Now I picture Union Station through strata of time, including glimpses out the car window as we drove beyond the station through Southeast Washington toward Baltimore and the beaches at Ocean City or Rehoboth, which had waves as tall as a house sometimes. Today I realize all those public beaches on the Atlantic shore were whites-only. Black people could swim and picnic only at Sparrow's Beach, at the estuary near Annapolis, or other weedy stretches of sand, with no big breakers for bodysurfing; no saltwater taffy or penny arcades with bumper-cars; no strolling with cotton candy past the mechanical fortune teller cackling behind glass.

Now, too, my composite picture of Union Station includes the riots that broke out in 1967 and 1968 in Southeast Washington, as well as in Detroit and Newark and other majority-black cities and neighborhoods around the country. I see the station through those layers now. Some black people were already calling it Chocolate City. What I felt at the time was a glimmering sense of Union Station as an outpost at the edge of an impoverished and restless black presence. The kids splashing around in the fountain fit somewhere into that puzzle.

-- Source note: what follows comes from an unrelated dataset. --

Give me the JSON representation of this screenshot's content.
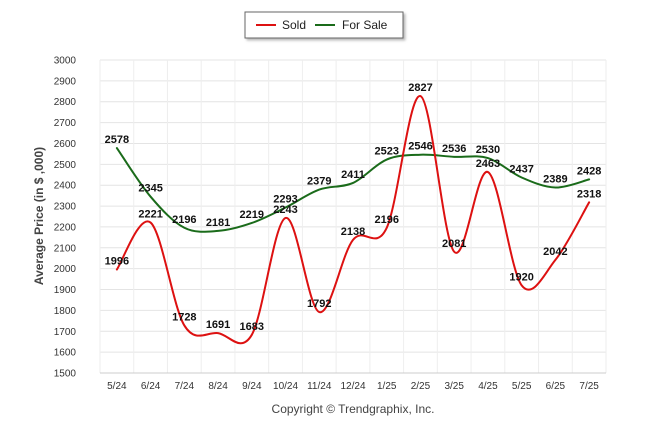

The interior of the station was immense, its overwhelming cacophony of sounds rising like a flood, bouncing from one hard surface to another. Holding some adult hand, I halted just long enough to take in the immensity, the lobby echoing with train announcements on loudspeakers and with men at the various gates barking out names and numbers and holding up placards for people trying to make connections. High above, where the carved stone bas-relief was darkened with decades of soot, big clocks presided over the row of brass-and-marble ticket-windows below, the bustle of passengers and baggage-carts attended by Negro porters wearing red caps, trundling suitcases and trunks to yellow taxis lined up outside.

Venturing out on the platform with Mom or Dad to meet our visitors, I peered through billows of steam, through the pungent scalded exhalations of locomotives hissing and sighing like powerful beasts, back to where the red-capped porters were loading suitcases and helping passengers into the seats of carts towed in a string behind the little rubber-tired puffer-billies weaving their way back and forth along the platform, between one end of the train and the other – and high above, the pigeon-swooped sunlight filtering through overhangs of grimy glass and open sky and piercing the steam with shafts of Sunday School light.

I felt small, awed and elated with the too-muchness of it, standing at the edge of such a very big world.